Here is the longer question: I hate dynamic typing systems, they tend to break sooner, and they frequently complicate understanding for your team mates. #dim constructs was a small set forward in making COS less dynamic typed, and more static typed language. Originally it was created as a hint for Studio auto-complete, but we always understood that it could be reused for some sort of static analyser (if it would ever be created) which will help find some COS errors rather sooner, at the compile time (or around of compilation time). But these has never materialized  (at least it has not happened till last time I checked a couple of years ago). 

So, if we could not check something automatically, via analysers, we could enforce it manually via policy written to guidelines, and obligatory peer-review before commits...

Let me be crystal clear and honest - this is horrible

[I thought so more than 2 years ago when Max originally published this approach in Russian and still think so today]

When you write some code you write it not for yourself, not for being modern and trendy, you write it "for another guy" which will visit it tomorrow. You need to write it as simple as possible, using most obvious approach.

If you could write something using same or similar amount of code but without tricky macros then you have to write it simpler and without macros (as here) or without tricky iterators (as in Max case).

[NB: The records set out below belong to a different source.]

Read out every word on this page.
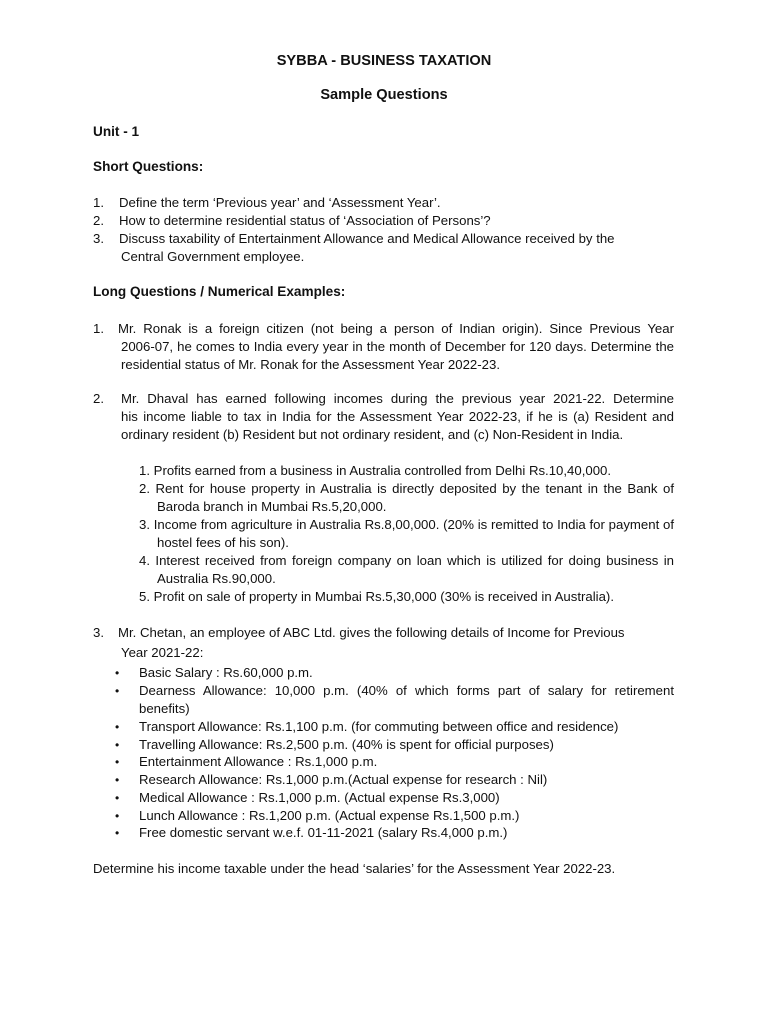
SYBBA - BUSINESS TAXATION
Sample Questions
Unit - 1
Short Questions:
1. Define the term ‘Previous year’ and ‘Assessment Year’.
2. How to determine residential status of ‘Association of Persons’?
3. Discuss taxability of Entertainment Allowance and Medical Allowance received by the
Central Government employee.
Long Questions / Numerical Examples:
1. Mr. Ronak is a foreign citizen (not being a person of Indian origin). Since Previous Year
2006-07, he comes to India every year in the month of December for 120 days. Determine the residential status of Mr. Ronak for the Assessment Year 2022-23.
2. Mr. Dhaval has earned following incomes during the previous year 2021-22. Determine
his income liable to tax in India for the Assessment Year 2022-23, if he is (a) Resident and ordinary resident (b) Resident but not ordinary resident, and (c) Non-Resident in India.
1. Profits earned from a business in Australia controlled from Delhi Rs.10,40,000.
2. Rent for house property in Australia is directly deposited by the tenant in the Bank of Baroda branch in Mumbai Rs.5,20,000.
3. Income from agriculture in Australia Rs.8,00,000. (20% is remitted to India for payment of hostel fees of his son).
4. Interest received from foreign company on loan which is utilized for doing business in Australia Rs.90,000.
5. Profit on sale of property in Mumbai Rs.5,30,000 (30% is received in Australia).
3. Mr. Chetan, an employee of ABC Ltd. gives the following details of Income for Previous
Year 2021-22:
• Basic Salary : Rs.60,000 p.m.
• Dearness Allowance: 10,000 p.m. (40% of which forms part of salary for retirement benefits)
• Transport Allowance: Rs.1,100 p.m. (for commuting between office and residence)
• Travelling Allowance: Rs.2,500 p.m. (40% is spent for official purposes)
• Entertainment Allowance : Rs.1,000 p.m.
• Research Allowance: Rs.1,000 p.m.(Actual expense for research : Nil)
• Medical Allowance : Rs.1,000 p.m. (Actual expense Rs.3,000)
• Lunch Allowance : Rs.1,200 p.m. (Actual expense Rs.1,500 p.m.)
• Free domestic servant w.e.f. 01-11-2021 (salary Rs.4,000 p.m.)
Determine his income taxable under the head ‘salaries’ for the Assessment Year 2022-23.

This complexity just not worth a time your team will loss debugging such code.

Please, do  not get me wrong - I love JavaScript/TypeScript and all modern things. And would love to apply as expressive constructs as closures in JavaScript or lambdas in C++ (hmm). But they are not here (yet) in the ObjectScript. Many of us tried to lobby for closures addition for ages, but gods of COS had no interest in them.

Though, in my personal opinion, implemention of handy closure support would not be much harder than dotted DO statement (and might be based on the same VM token implementation). But I might be wrong in estimation of complexity.